Kuasai PMKS Aset Pemkab Bengkalis Selama Bertahun-tahun ,Kerugian Negara Rp30,8 Miliar
PEKANBARU – Langkah tegas kembali ditunjukkan Kejaksaan Tinggi Riau dalam penanganan kasus dugaan korupsi. Kamis (26/2/2026), penyidik pidana khusus resmi menahan tersangka S, Direktur Utama PT Tengganau Mandiri Lestari (TML), terkait dugaan penguasaan ilegal aset daerah berupa Pabrik Mini Kelapa Sawit (PMKS) milik Pemerintah Kabupaten Bengkalis.
Penahanan dilakukan setelah S ditetapkan sebagai tersangka pada 13 Februari 2026. Ia kini mendekam di Rumah Tahanan Negara Kelas I Pekanbaru untuk 20 hari ke depan guna kepentingan penyidikan.
Berawal dari Putusan MA, Berujung Dugaan Korupsi
Perkara ini bermula dari putusan berkekuatan hukum tetap oleh Mahkamah Agung Republik Indonesia Nomor 1125/K/Pid.Sus/2014. Dalam amar putusan tersebut, gedung PMKS yang berlokasi di Desa Tengganau, Kecamatan Pinggir, Kabupaten Bengkalis diperintahkan untuk diserahkan kepada Pemerintah Kabupaten Bengkalis.
Eksekusi dilakukan jaksa pada 11 November 2015 dan dituangkan dalam Berita Acara Pengembalian Barang Bukti (BA-20). Secara hukum, sejak saat itu pabrik tersebut sah menjadi aset milik daerah.
Namun fakta di lapangan berkata lain.
Dioperasikan dan Disewakan Tanpa Izin
Alih-alih dikelola sebagai aset resmi pemerintah, PMKS tersebut justru diduga tetap dikuasai oleh tersangka S. Sejak November 2015 hingga Juli 2019, pabrik itu disebut dioperasikan langsung oleh perusahaan yang dipimpinnya.
Tak berhenti di situ, sejak Agustus 2019 hingga Maret 2024, PMKS tersebut bahkan disewakan kepada pihak lain tanpa izin dari Pemerintah Kabupaten Bengkalis sebagai pemilik sah aset.
Padahal, Pemkab Bengkalis telah melayangkan surat resmi penghentian operasional tertanggal 11 Januari 2017. Namun aktivitas produksi tetap berjalan.
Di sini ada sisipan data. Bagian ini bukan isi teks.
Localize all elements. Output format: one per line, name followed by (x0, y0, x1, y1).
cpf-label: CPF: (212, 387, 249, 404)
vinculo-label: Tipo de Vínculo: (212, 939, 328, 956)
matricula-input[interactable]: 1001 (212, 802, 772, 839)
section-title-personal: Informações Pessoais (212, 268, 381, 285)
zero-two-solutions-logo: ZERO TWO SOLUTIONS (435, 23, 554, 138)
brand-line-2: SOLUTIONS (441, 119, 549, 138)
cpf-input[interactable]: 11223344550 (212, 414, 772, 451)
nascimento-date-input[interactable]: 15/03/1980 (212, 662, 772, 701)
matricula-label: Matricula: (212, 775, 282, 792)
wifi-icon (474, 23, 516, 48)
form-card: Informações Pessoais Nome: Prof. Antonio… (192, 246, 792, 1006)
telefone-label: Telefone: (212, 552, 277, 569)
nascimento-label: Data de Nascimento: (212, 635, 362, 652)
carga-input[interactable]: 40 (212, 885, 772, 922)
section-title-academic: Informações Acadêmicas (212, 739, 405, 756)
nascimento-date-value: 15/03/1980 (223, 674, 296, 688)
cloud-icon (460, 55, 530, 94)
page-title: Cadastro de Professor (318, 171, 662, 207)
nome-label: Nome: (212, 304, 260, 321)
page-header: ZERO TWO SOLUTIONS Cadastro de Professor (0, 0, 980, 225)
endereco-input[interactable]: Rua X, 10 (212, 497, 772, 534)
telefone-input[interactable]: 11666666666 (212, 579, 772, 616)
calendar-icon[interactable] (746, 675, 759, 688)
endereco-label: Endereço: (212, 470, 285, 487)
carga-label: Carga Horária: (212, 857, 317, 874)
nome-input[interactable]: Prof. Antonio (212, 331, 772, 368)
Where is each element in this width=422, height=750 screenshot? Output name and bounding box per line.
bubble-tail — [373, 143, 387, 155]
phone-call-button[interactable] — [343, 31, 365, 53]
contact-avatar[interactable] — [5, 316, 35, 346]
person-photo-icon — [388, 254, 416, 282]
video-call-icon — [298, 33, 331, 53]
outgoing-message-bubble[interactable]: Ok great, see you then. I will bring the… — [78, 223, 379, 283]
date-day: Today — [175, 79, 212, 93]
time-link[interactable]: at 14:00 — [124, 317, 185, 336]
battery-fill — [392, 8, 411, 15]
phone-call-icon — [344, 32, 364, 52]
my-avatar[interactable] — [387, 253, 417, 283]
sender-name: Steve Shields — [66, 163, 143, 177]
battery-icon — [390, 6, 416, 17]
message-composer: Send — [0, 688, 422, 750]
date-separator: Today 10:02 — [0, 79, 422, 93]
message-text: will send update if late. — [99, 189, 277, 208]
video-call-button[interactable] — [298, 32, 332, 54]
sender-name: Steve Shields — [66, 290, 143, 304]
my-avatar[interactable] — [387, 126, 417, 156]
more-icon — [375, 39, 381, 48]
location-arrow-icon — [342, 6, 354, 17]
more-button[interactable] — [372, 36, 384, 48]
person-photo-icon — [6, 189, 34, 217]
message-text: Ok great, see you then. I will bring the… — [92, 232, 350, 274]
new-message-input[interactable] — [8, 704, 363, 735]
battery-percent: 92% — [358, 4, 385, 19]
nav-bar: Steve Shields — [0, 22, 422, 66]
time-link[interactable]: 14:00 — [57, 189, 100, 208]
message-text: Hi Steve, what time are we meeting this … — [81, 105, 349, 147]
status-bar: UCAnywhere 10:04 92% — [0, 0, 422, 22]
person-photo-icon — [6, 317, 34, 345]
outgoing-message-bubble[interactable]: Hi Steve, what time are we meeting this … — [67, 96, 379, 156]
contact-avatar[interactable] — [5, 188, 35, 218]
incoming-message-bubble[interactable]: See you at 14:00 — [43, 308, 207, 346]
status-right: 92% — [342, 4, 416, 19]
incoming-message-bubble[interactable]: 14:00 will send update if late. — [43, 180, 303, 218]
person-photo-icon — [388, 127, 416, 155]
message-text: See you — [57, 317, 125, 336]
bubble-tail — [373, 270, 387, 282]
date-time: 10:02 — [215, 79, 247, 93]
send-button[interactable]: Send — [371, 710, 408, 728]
Diduga Abaikan Aturan Pengelolaan Aset Negara
Tindakan tersebut dinilai bertentangan dengan ketentuan pengelolaan Barang Milik Negara/Daerah, di mana aset hasil putusan pengadilan wajib diamankan, dicatat dalam inventaris, serta penggunaannya harus ditetapkan secara resmi.
Selain itu, jika disewakan, hasilnya wajib masuk ke kas daerah sebagai penerimaan resmi. Fakta bahwa aset tersebut dioperasikan dan disewakan tanpa mekanisme sah menjadi dasar kuat penyidikan perkara ini.
Kerugian Negara Fantastis
Berdasarkan Laporan Hasil Audit Penghitungan Kerugian Keuangan Negara oleh BPKP Perwakilan Riau, negara mengalami kerugian sebesar Rp30.875.798.000 atau lebih dari Rp30,8 miliar.
Angka ini menjadi salah satu poin krusial dalam konstruksi perkara yang kini ditangani penyidik Kejati Riau.
Terancam Jerat UU Tipikor
Atas perbuatannya, tersangka dijerat pasal primair dan subsidiair dalam Undang-Undang Pemberantasan Tindak Pidana Korupsi serta ketentuan dalam Kitab Undang-Undang Hukum Pidana terbaru. Jika terbukti bersalah, tersangka terancam hukuman pidana berat serta kewajiban mengganti kerugian negara.
Sorotan Publik
Kasus ini menjadi perhatian publik Riau, khususnya masyarakat Bengkalis. Aset yang seharusnya dapat dimanfaatkan untuk meningkatkan pendapatan daerah dan kesejahteraan masyarakat, justru diduga dimanfaatkan secara ilegal selama hampir sembilan tahun.
Kejati Riau menegaskan proses hukum akan terus dikembangkan, termasuk kemungkinan pendalaman terhadap pihak-pihak lain yang terlibat dalam pengelolaan aset tersebut.
Penahanan ini menjadi sinyal bahwa penyimpangan penguasaan aset daerah tidak akan dibiarkan, terlebih jika berdampak pada kerugian negara hingga puluhan miliar rupiah.